Consciente de la dificultad de la tarea, acepta ser el primer presidente de los negros y de los blancos
Los creyentes verían el dedo de Dios que rozaba al ser humano, a
imagen del fresco de Miguel Ángel en la Capilla Sixtina; otros verían la
señal misma de la fórmula humanista de Goethe, según la cual “nada de
lo humano me es ajeno”.
Pero Mandela sabía bien que este acuerdo que
acababa de sellar con los sudafricanos blancos debía también
garantizarlo, sobre todo después de que estos hubieran sido vencidos en
Angola y en Namibia. Desde entonces, los opresores blancos tienen miedo,
hay que protegerlos de alguna manera en su capitulación y su retirada.

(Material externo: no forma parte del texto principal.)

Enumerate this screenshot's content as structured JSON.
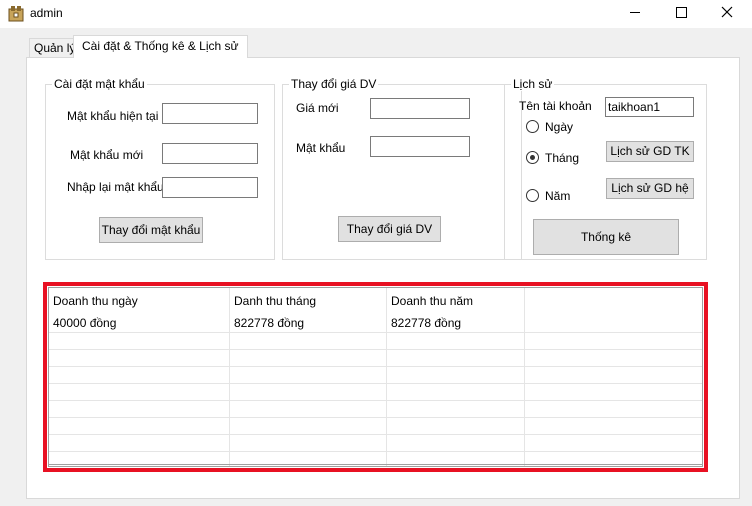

Y Mandela, consciente de la dificultad de la tarea, acepta ser el
primer presidente de los negros y los blancos.
Y será él quien asegurará
esta imposible transición, será él quien refrenará la cólera de los
negros, será él quien evitará el baño de sangre entre adversarios de
miras estrechas.
Su ejemplo debería ser meditado por todos aquellos que
se encuentran en medio de un conflicto trágico: los israelíes y los
palestinos, los católicos y los protestantes en Irlanda, los pueblos
divididos de la exYugoslavia, las minorías y las mayorías confesionales
de Oriente Próximo, las tribus genocidas en África, en resumen, todos
aquellos atrapados en la pasión por la diferencia excluyente y el odio
hacia el otro.
Nelson Mandela rechazará renovar su mandato como presidente de África
del Sur porque no había aceptado esa responsabilidad más que para
llevar a cabo la paz entre negros y blancos, y de este modo dará al
mundo y a los africanos en particular el ejemplo raro de un hombre
político que no se deja dominar por el goce de los privilegios del
poder.
A nosotros, al resto de la humanidad, nos habrá revelado, a
través de su humanismo africano, la parte de negritud que hay en cada
uno de nosotros, como Gandhi nos enseñó, dentro de la más bella
tradición asiática, la parte de no violencia que también nos habita.
Símbolo universal de reconciliación, de libertad y de respeto a la
dignidad, sin duda Nelson Mandela permanecerá en la memoria como el
hombre más importante del siglo XX, un hombre contra el cual la muerte
es impotente, pues se ha convertido, a su manera modesta y tranquila, en
el ejemplo mismo de la humanidad en el ser humano.